45 Comments on “Wildflower Wednesday: Golden Alexander, It’s Freakin’ Golden

  1. Don’t know this one – lovely splash of yellow, and if the bees like it, it’s a winner I’m sure.

    • It’s usually planted in wildlife gardens. Perhaps some European breeders will start working with it and come up with some good cultivars, as has happened to so many American wildflowers.

  2. Jason, I see this plant at first time and it reminded me solidago. I’ve read that Zizia Aurea is used as medicine.

  3. With the way you described it, i fully agree that it is something to be kept and planted repeatedly, and must not be lost. I love flowers that are wildlife friendly but easy to extinguish.

  4. Thanks for the nice read. I can’t seem to find my Zizia aurea this year. I might have planted a bush over it (oops!) but was hoping to see signs of it again. It’s one of the very first perennials I ever planted in my garden.

  5. Gorgeous! It’s quite dry here so I don’t know if they would perform well…it would be interesting to try, however. I love those flowers, and the foliage is really pretty, too. Thanks for the write-up!

    • You’re welcome. It’s not native to the Canadian Rockies, but it is an adaptable plant. You could try getting some seed and see what happens. Would work well in a meadow-type garden.

  6. I don’t know this plant, but I do love yellow! And as a host plant for the Black Swallowtail, it really is worth its weight in gold!

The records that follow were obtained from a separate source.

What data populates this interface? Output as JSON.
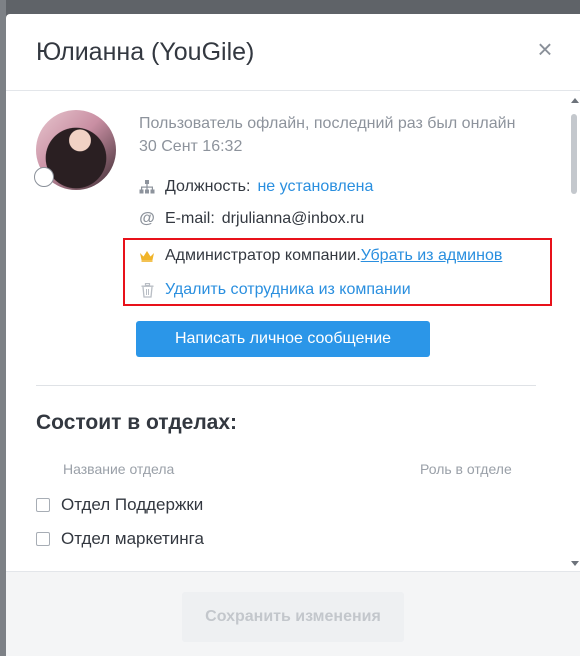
{
  "modal": {
    "title": "Юлианна (YouGile)",
    "close_glyph": "×"
  },
  "profile": {
    "status_text": "Пользователь офлайн, последний раз был онлайн 30 Сент 16:32",
    "position_label": "Должность:",
    "position_value": "не установлена",
    "email_label": "E-mail:",
    "email_value": "drjulianna@inbox.ru",
    "admin_text": "Администратор компании.",
    "remove_admin_link": "Убрать из админов",
    "delete_employee_link": "Удалить сотрудника из компании",
    "message_button": "Написать личное сообщение"
  },
  "departments": {
    "title": "Состоит в отделах:",
    "col_name": "Название отдела",
    "col_role": "Роль в отделе",
    "items": [
      {
        "name": "Отдел Поддержки",
        "checked": false
      },
      {
        "name": "Отдел маркетинга",
        "checked": false
      }
    ]
  },
  "footer": {
    "save_button": "Сохранить изменения"
  },
  "colors": {
    "accent": "#2b96e8",
    "link": "#2a8fdf",
    "highlight": "#e8111a",
    "crown": "#f0b429"
  },
  "icons": [
    "org-chart-icon",
    "at-sign-icon",
    "crown-icon",
    "trash-icon",
    "close-icon"
  ]
}
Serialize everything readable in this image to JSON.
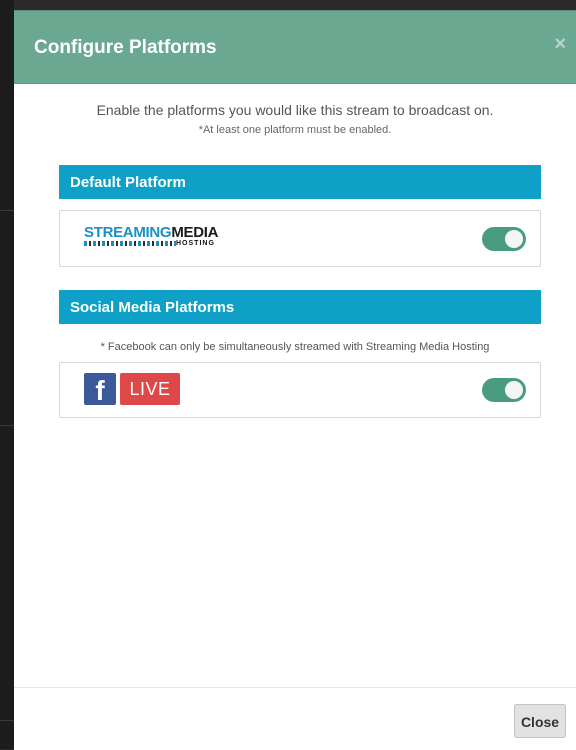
{
  "dialog": {
    "title": "Configure Platforms",
    "close_glyph": "×",
    "intro": "Enable the platforms you would like this stream to broadcast on.",
    "intro_note": "*At least one platform must be enabled."
  },
  "default_section": {
    "heading": "Default Platform",
    "platform": {
      "logo_text_part1": "STREAMING",
      "logo_text_part2": "MEDIA",
      "logo_subtext": "HOSTING",
      "enabled": true
    }
  },
  "social_section": {
    "heading": "Social Media Platforms",
    "note": "* Facebook can only be simultaneously streamed with Streaming Media Hosting",
    "platform": {
      "logo_icon": "facebook-f-icon",
      "logo_glyph": "f",
      "logo_badge": "LIVE",
      "enabled": true
    }
  },
  "footer": {
    "close_label": "Close"
  },
  "colors": {
    "header": "#6aa892",
    "section_header": "#0fa0c8",
    "toggle_on": "#4a9c81",
    "facebook_blue": "#3b5998",
    "live_red": "#de4848"
  }
}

  7. Hello there, Jason. I’m not familiar with this plant but I was instantly thinking it would be one for a nectar bar and bees would love it. I love your planting with wild geranium – I’m guessing that’s cranesbill? I enjoy that in my garden too 🙂

  8. This plant looks so familiar, I think I may have it on my property and mistaken it for a form of goldenrod! Thanks to this post I’ll be looking a little more closely this summer.

  9. I think these flowers are also eaten by birds because I am finding many such flowerheads sreap around in my backyard; I don’t have it; neither of my neighbors have them. So, those must be brought by birds. Again a beautiful shot of your garden.

  10. I have a big patch and I love it! I’ve never seen caterpillars on mine but will look closer this year. Alexanders are one of the easiest plants I grow.

  11. You had me laughing with your opening paragraph! Ha! Soooo true! On to the Golden Alexander…what an awesome plant!!! You sold me on it! What a lovely backdrop in the garden and with it being low maintenance that is a double score!!! Thanks for sharing this one!

  12. Nice plant, Jason, you are reminding me that I’m in desperate need of more umbels for my garden, somehow it’s kind of uneasy to have plants with long tap roots established on my heavy clay. I must get around this issue this year because umbels are so nice when they form a bushy cloud like your Golden Alexander…

  13. Hello Jason!
    I love the yellow flowers. They are very beautiful and have a lot of green leaves.
    It is interesting to your post.
    I wish you a nice, sunny weekend.

  14. Hmm, I like the name of the plant, my son’s name is Alexander, but I can’t say this is a plant for my garden, looks too much of a weed for me!

  15. Hi Jason, that’s pretty plant, I can see why you would need a reasonable-sized planting of it though, to make an impact. It looks like a cousin of Orlaya when looking at the form of the flowers

  16. I think I might have to go to Golden Alexanders instead of Alexander the Great for my family garden….plants with names of family members– have a new son in law- Alexander. Can’t find the daylily ‘Alexander the Great’. 😦 Did you start with seeds or plants of Golden Alexander?

  17. Fantastic wildflower and I wish it were more commercially available. I love it’s sweet honey fragrance on warm days. gail

  18. I have a plant growing in my native shade garden that I’ve long thought was wild parsnip. I take pains to keep it weeded, but it sends out runners among the wild ginger, wild geraniums and woodland poppies. I haven’t been to the point where I’ve let it bloom, but now I’m wondering if it is golden alexander? The stems are triangular or square. judy

  19. thank you for all this info! I need to grow some in my garden this year for it is a “swallowtail” hostplant. It looks beautiful in your garden-great post!